Homeopati, doğası gereği tele sağlık için oldukça uygundur. Çünkü homeopatide tanı, büyük ölçüde hastanın anlattığı belirtiler ve kişisel özelliklere dayanır—laboratuvar testlerinden ya da tarama yöntemlerinden ziyade hastanın duyumları, yüzü, dili, tırnakları, cildi ve genel görünümüne odaklanılır. Elbette hastanın kokusu gibi bazı fiziksel ipuçları da işe yarayabilir, ancak tanı için vazgeçilmez değildir.

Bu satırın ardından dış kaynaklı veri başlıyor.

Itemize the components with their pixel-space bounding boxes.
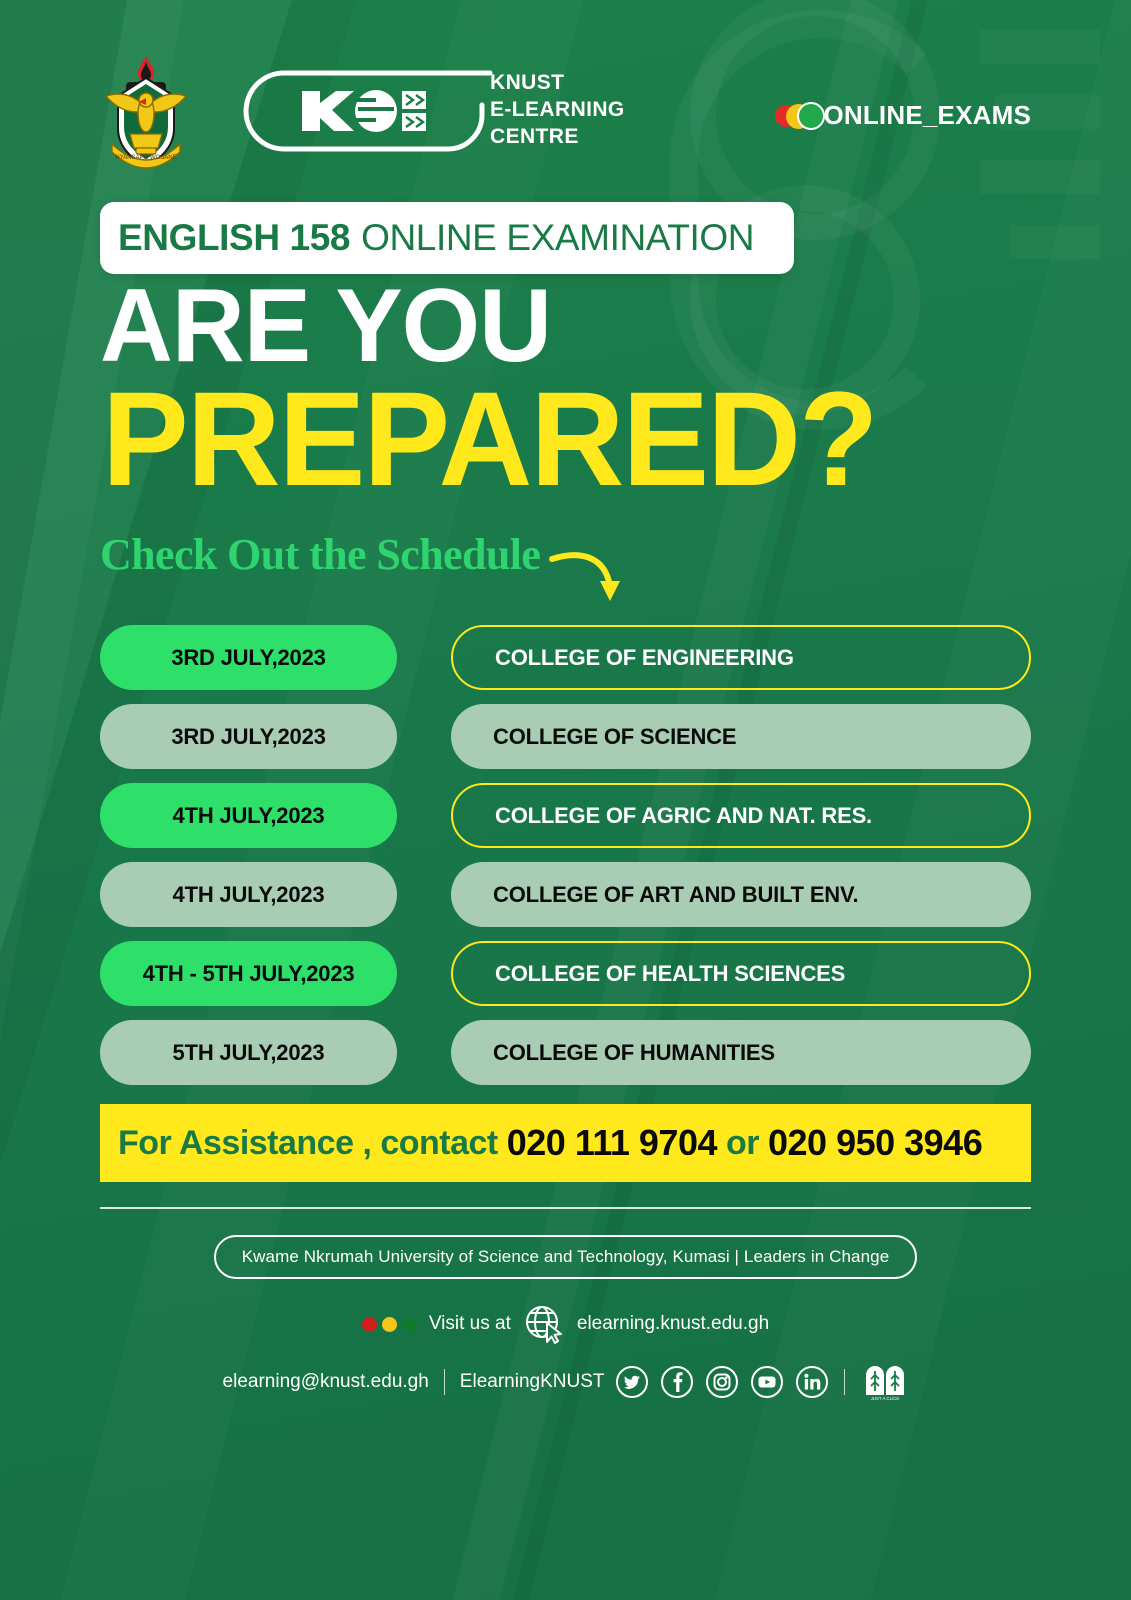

Tarihsel Kökleri Olan Bir Yaklaşım
Bu yöntem yeni değil. 19. yüzyılda homeopatinin kurucusu Samuel Hahnemann bile takiplerini mektupla yapıyordu. Evet, yanlış duymadınız—mektupla! Hastalarının yazılı ifadelerine dayanarak tedavi öneriyordu. Yani bugün "uzaktan bakım" dediğimiz yöntem, homeopatinin tarihinde zaten var olan bir yaklaşımdı.

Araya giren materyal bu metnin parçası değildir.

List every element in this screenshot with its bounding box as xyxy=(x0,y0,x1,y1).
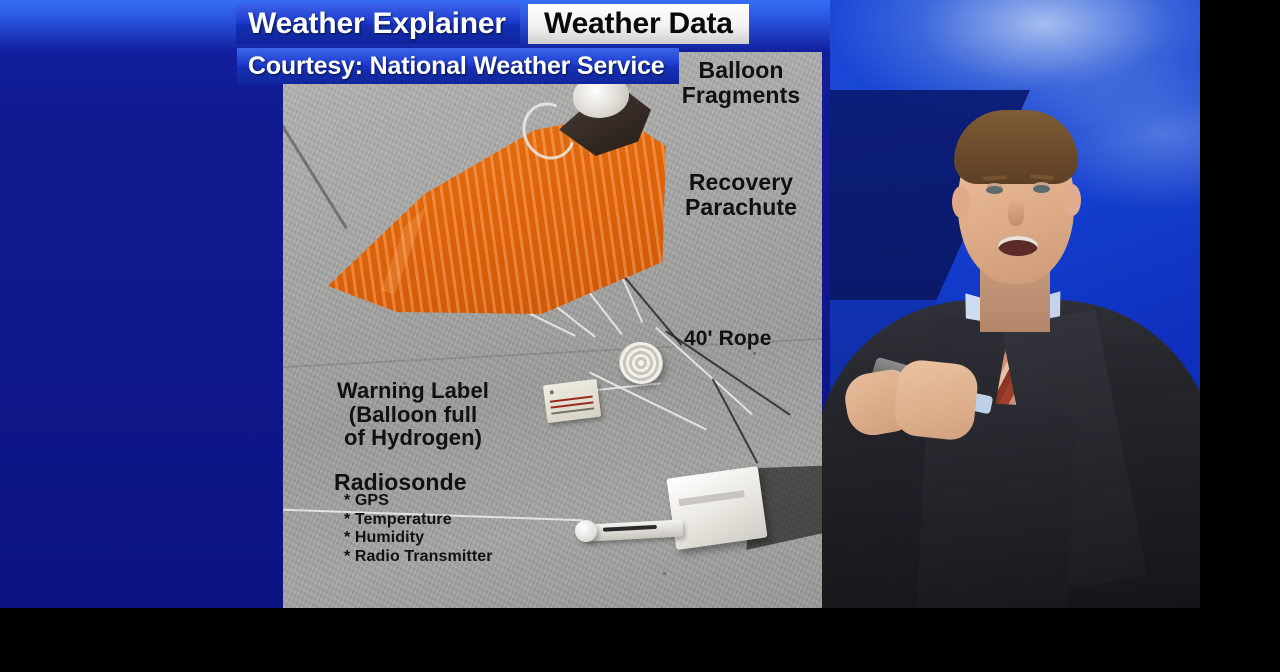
presenter-ear-left xyxy=(952,186,970,218)
concrete-speck xyxy=(753,352,756,355)
presenter-mouth xyxy=(998,236,1038,256)
label-recovery-parachute-line2: Parachute xyxy=(671,195,811,220)
presenter-eye-right xyxy=(1033,185,1050,193)
label-warning: Warning Label (Balloon full of Hydrogen) xyxy=(318,379,508,450)
label-warning-line3: of Hydrogen) xyxy=(318,426,508,450)
rope-segment xyxy=(712,378,759,464)
radiosonde-feature-list: * GPS * Temperature * Humidity * Radio T… xyxy=(344,492,493,567)
label-balloon-fragments: Balloon Fragments xyxy=(671,58,811,107)
courtesy-credit-bar: Courtesy: National Weather Service xyxy=(237,48,679,84)
label-rope: 40' Rope xyxy=(684,328,772,350)
radiosonde-sensor-boom xyxy=(587,519,684,541)
label-warning-line2: (Balloon full xyxy=(318,403,508,427)
letterbox-bar-right xyxy=(1200,0,1280,672)
label-balloon-fragments-line1: Balloon xyxy=(671,58,811,83)
concrete-speck xyxy=(663,572,666,575)
radiosonde-feature-item: * Radio Transmitter xyxy=(344,548,493,567)
label-balloon-fragments-line2: Fragments xyxy=(671,83,811,108)
presenter-hair xyxy=(954,110,1078,184)
label-recovery-parachute-line1: Recovery xyxy=(671,170,811,195)
concrete-seam xyxy=(283,92,348,229)
label-radiosonde-title: Radiosonde xyxy=(334,470,467,495)
video-frame: Balloon Fragments Recovery Parachute 40'… xyxy=(0,0,1200,608)
headline-segment-bar: Weather Explainer xyxy=(236,4,520,44)
presenter-eye-left xyxy=(986,186,1003,194)
label-warning-line1: Warning Label xyxy=(318,379,508,403)
presenter xyxy=(830,0,1200,608)
radiosonde-feature-item: * GPS xyxy=(344,492,493,511)
radiosonde-body xyxy=(666,466,767,550)
radiosonde-feature-item: * Temperature xyxy=(344,511,493,530)
radiosonde-sensor-bulb xyxy=(575,520,597,542)
hydrogen-warning-tag xyxy=(543,379,601,423)
presenter-hand-left xyxy=(892,358,980,442)
rope-coil xyxy=(619,342,663,384)
radiosonde-feature-item: * Humidity xyxy=(344,529,493,548)
presenter-nose xyxy=(1008,198,1024,226)
headline-topic-bar: Weather Data xyxy=(528,4,749,44)
presenter-ear-right xyxy=(1063,184,1081,216)
label-recovery-parachute: Recovery Parachute xyxy=(671,170,811,219)
broadcast-screenshot: Balloon Fragments Recovery Parachute 40'… xyxy=(0,0,1280,672)
letterbox-bar-bottom xyxy=(0,608,1280,672)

Alışılmadık Olan, Artık Normal
COVID-19 pandemisinden önce birçok kişi, hastaları telefonla ya da görüntülü görüşme ile görmek fikrine kuşkuyla yaklaşıyordu. Ama pandemi ile birlikte hastaneler bile tele sağlık hizmeti sunmaya başladı. Bir anda herkes için normalleşti.
Ben ise 2014’ten beri tele sağlık ile çalışıyorum. Başlarda sadece uzak mesafedeki bazı özel vakalar için uyguluyordum. Bugün ise bu benim temel çalışma yöntemim haline geldi. Coğrafi sınırlar artık benim için bir engel değil. Görüntülü görüşmelerle hastayı gözlemlemek, duygularını anlamak ve kapsamlı sorularla detaylı bir vaka almak gayet mümkün ve etkili.

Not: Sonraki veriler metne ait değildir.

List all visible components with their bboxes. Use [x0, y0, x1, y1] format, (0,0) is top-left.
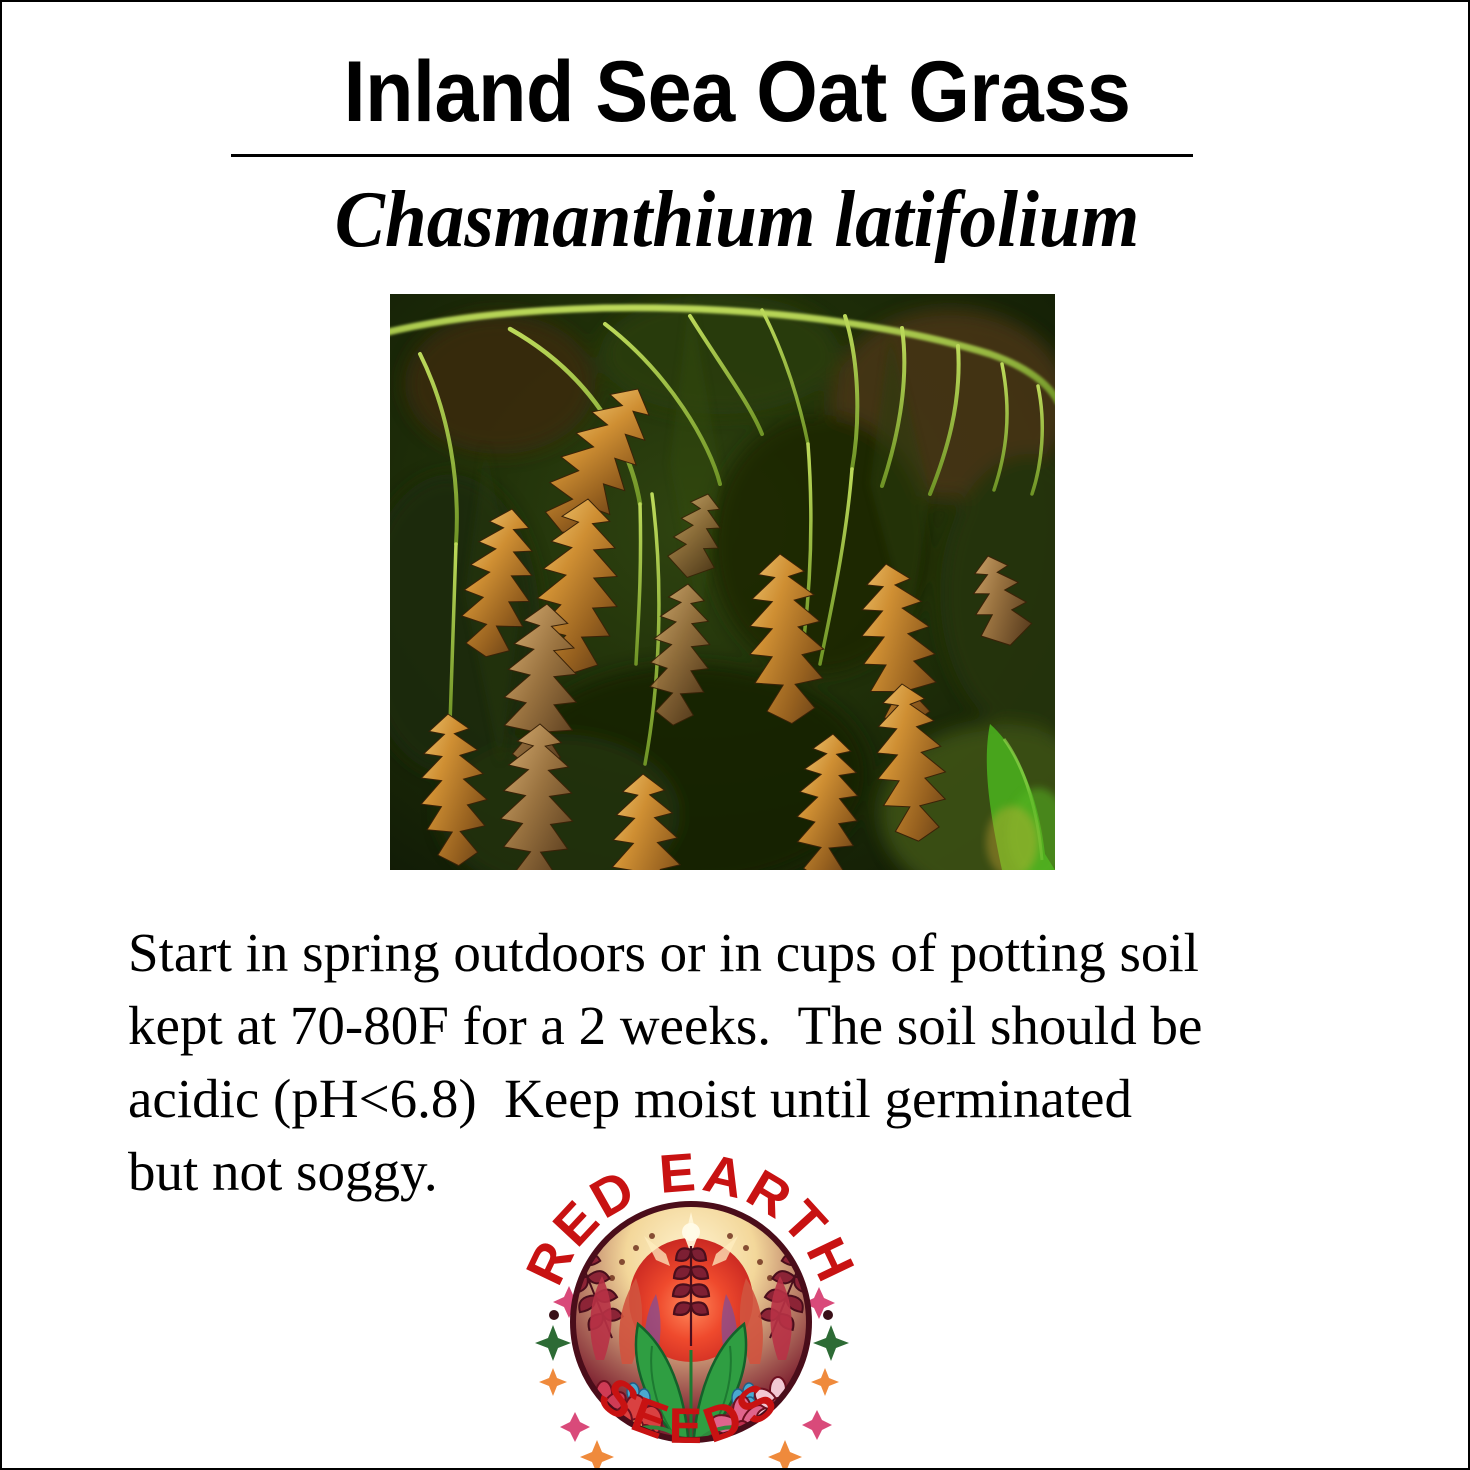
instruction-line: Start in spring outdoors or in cups of p… [128, 916, 1398, 989]
brand-logo: RED EARTH SEEDS [526, 1150, 856, 1470]
plant-photo-illustration [390, 294, 1055, 870]
title-divider [231, 154, 1193, 157]
plant-photo [390, 294, 1055, 870]
scientific-name: Chasmanthium latifolium [46, 170, 1428, 270]
red-earth-seeds-emblem: RED EARTH SEEDS [526, 1150, 856, 1470]
seed-packet-label: Inland Sea Oat Grass Chasmanthium latifo… [0, 0, 1470, 1470]
page-title: Inland Sea Oat Grass [61, 44, 1413, 140]
instruction-line: acidic (pH<6.8) Keep moist until germina… [128, 1062, 1398, 1135]
instruction-line: kept at 70-80F for a 2 weeks. The soil s… [128, 989, 1398, 1062]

Hem Hasta Hem Uygulayıcı İçin Rahatlık
Hastalar kendi evlerinin konforunda olduklarında daha rahat ve açık oluyorlar. Ben de aynı şekilde daha huzurlu hissediyorum. Aramızda binlerce kilometre olsa bile, kurduğumuz bağ güçlü kalıyor. Artık dünyanın dört bir yanından insanlar bana veya görmek istedikleri herhangi bir homeopata kolayca ulaşabiliyor.
Teknolojiyi Direnmeden, Bilinçli Kullanalım
Teknoloji durmuyor, hayat da öyle. Kabul etsek de etmesek de değişim devam ediyor. Direnmek bizi sadece geride bırakır. O yüzden bu değişimi anlamak, şekillendirmek ve iyilik için kullanmak çok daha değerli.
Benim için tele sağlık yalnızca bir kolaylık değil, aynı zamanda şifayı herkes için erişilebilir kılan güçlü bir araç.